The Jamaica Mortgage Bank (JMB) is working to reduce its stock of non-performing loans which made up between 68 and 28-percent of its total portfolio between 2010 and 2016.
In a report on the bank, the Auditor General questioned what she called a deviation from policy along with weaknesses in monitoring and supervising non-performing loans.
Speaking at yesterday’s sitting of Parliament’s Public Accounts Committee, PAC, JMB General Manager, Courtney Wynter, says the issues are being addressed.
In her report, the Auditor General says that roughly 28-percent of the JMB’s loans are non-performing as at 2016.
Despite seeing a reduction from the $1.5-billion in 2010, the Auditor General still feels the value is too high.
This formed only part of the concerns as outlined by Acting Auditor General, Delores Linton Williams at yesterday’s PAC meeting.
The Auditor General says the continued high level of non-performing loans suggests the JMB is not efficiently managing its pool of loanable funds.
The primary function of the JMB is to mobilize loans for on-lending to public and private sector housing developers and other lending institutions.

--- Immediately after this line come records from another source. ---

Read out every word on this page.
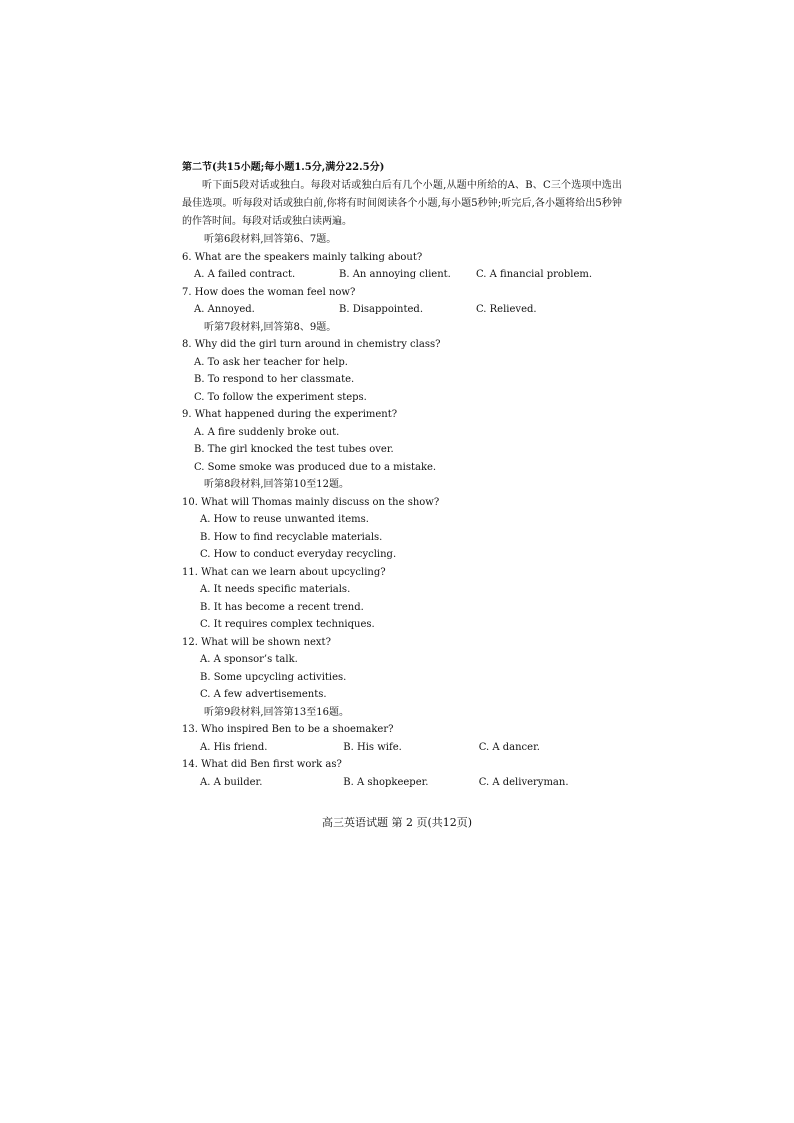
第二节(共15小题;每小题1.5分,满分22.5分)
听下面5段对话或独白。每段对话或独白后有几个小题,从题中所给的A、B、C三个选项中选出最佳选项。听每段对话或独白前,你将有时间阅读各个小题,每小题5秒钟;听完后,各小题将给出5秒钟的作答时间。每段对话或独白读两遍。
听第6段材料,回答第6、7题。
6. What are the speakers mainly talking about?
A. A failed contract.	B. An annoying client.	C. A financial problem.
7. How does the woman feel now?
A. Annoyed.	B. Disappointed.	C. Relieved.
听第7段材料,回答第8、9题。
8. Why did the girl turn around in chemistry class?
A. To ask her teacher for help.
B. To respond to her classmate.
C. To follow the experiment steps.
9. What happened during the experiment?
A. A fire suddenly broke out.
B. The girl knocked the test tubes over.
C. Some smoke was produced due to a mistake.
听第8段材料,回答第10至12题。
10. What will Thomas mainly discuss on the show?
A. How to reuse unwanted items.
B. How to find recyclable materials.
C. How to conduct everyday recycling.
11. What can we learn about upcycling?
A. It needs specific materials.
B. It has become a recent trend.
C. It requires complex techniques.
12. What will be shown next?
A. A sponsor’s talk.
B. Some upcycling activities.
C. A few advertisements.
听第9段材料,回答第13至16题。
13. Who inspired Ben to be a shoemaker?
A. His friend.	B. His wife.	C. A dancer.
14. What did Ben first work as?
A. A builder.	B. A shopkeeper.	C. A deliveryman.
高三英语试题 第 2 页(共12页)
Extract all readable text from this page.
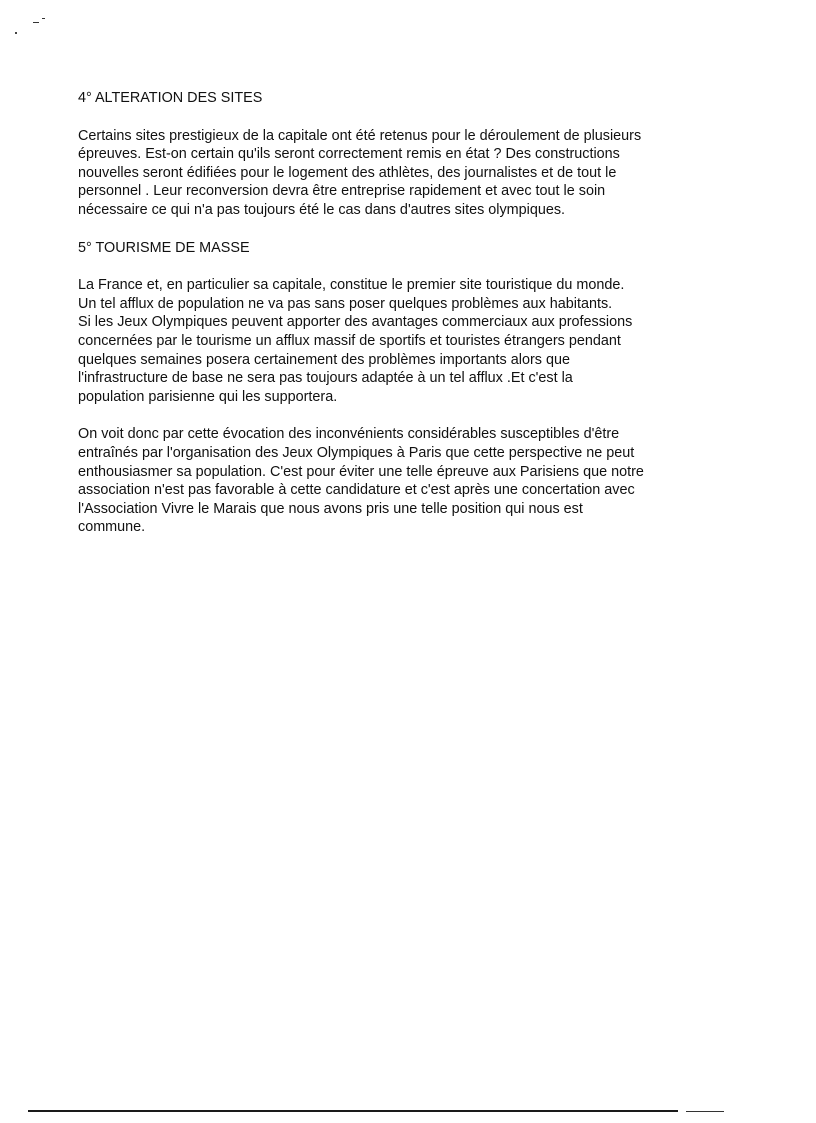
4° ALTERATION DES SITES

Certains sites prestigieux de la capitale ont été retenus pour le déroulement de plusieurs
épreuves. Est-on certain qu'ils seront correctement remis en état ? Des constructions
nouvelles seront édifiées pour le logement des athlètes, des journalistes et de tout le
personnel . Leur reconversion devra être entreprise rapidement et avec tout le soin
nécessaire ce qui n'a pas toujours été le cas dans d'autres sites olympiques.

5° TOURISME DE MASSE

La France et, en particulier sa capitale, constitue le premier site touristique du monde.
Un tel afflux de population ne va pas sans poser quelques problèmes aux habitants.
Si les Jeux Olympiques peuvent apporter des avantages commerciaux aux professions
concernées par le tourisme un afflux massif de sportifs et touristes étrangers pendant
quelques semaines posera certainement des problèmes importants alors que
l'infrastructure de base ne sera pas toujours adaptée à un tel afflux .Et c'est la
population parisienne qui les supportera.

On voit donc par cette évocation des inconvénients considérables susceptibles d'être
entraînés par l'organisation des Jeux Olympiques à Paris que cette perspective ne peut
enthousiasmer sa population. C'est pour éviter une telle épreuve aux Parisiens que notre
association n'est pas favorable à cette candidature et c'est après une concertation avec
l'Association Vivre le Marais que nous avons pris une telle position qui nous est
commune.
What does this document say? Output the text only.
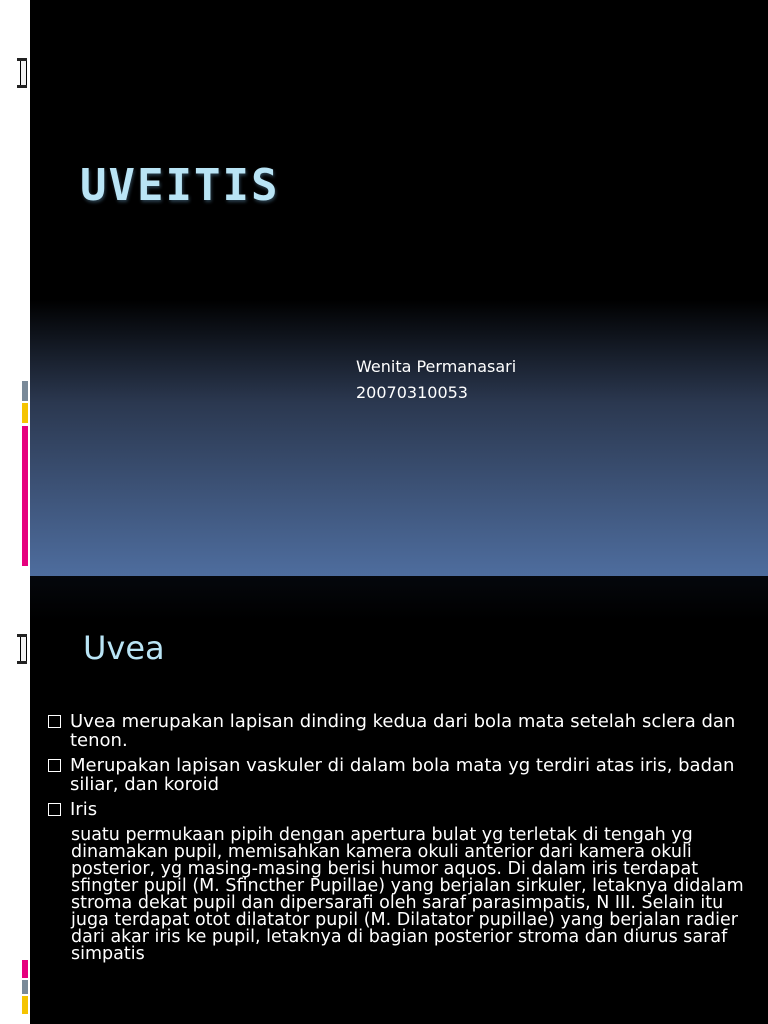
UVEITIS
Wenita Permanasari
20070310053
Uvea
Uvea merupakan lapisan dinding kedua dari bola mata setelah sclera dan tenon.
Merupakan lapisan vaskuler di dalam bola mata yg terdiri atas iris, badan siliar, dan koroid
Iris
suatu permukaan pipih dengan apertura bulat yg terletak di tengah yg dinamakan pupil, memisahkan kamera okuli anterior dari kamera okuli posterior, yg masing-masing berisi humor aquos. Di dalam iris terdapat sfingter pupil (M. Sfincther Pupillae) yang berjalan sirkuler, letaknya didalam stroma dekat pupil dan dipersarafi oleh saraf parasimpatis, N III. Selain itu juga terdapat otot dilatator pupil (M. Dilatator pupillae) yang berjalan radier dari akar iris ke pupil, letaknya di bagian posterior stroma dan diurus saraf simpatis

The Auditor General says the non-performing portfolio is undermining the ability of the JMB to fulfil this mandate.
However, JMB General Manager, Courtney Wynter says a lot of work has been done in reducing the non-performing portfolio over the years.
He says the bank’s policy has also been revised to look at areas where they believe the most risk exists.
Mr. Williams says the changes have resulted in significant reductions and is expected to bring the stock of non-performing loans down even further.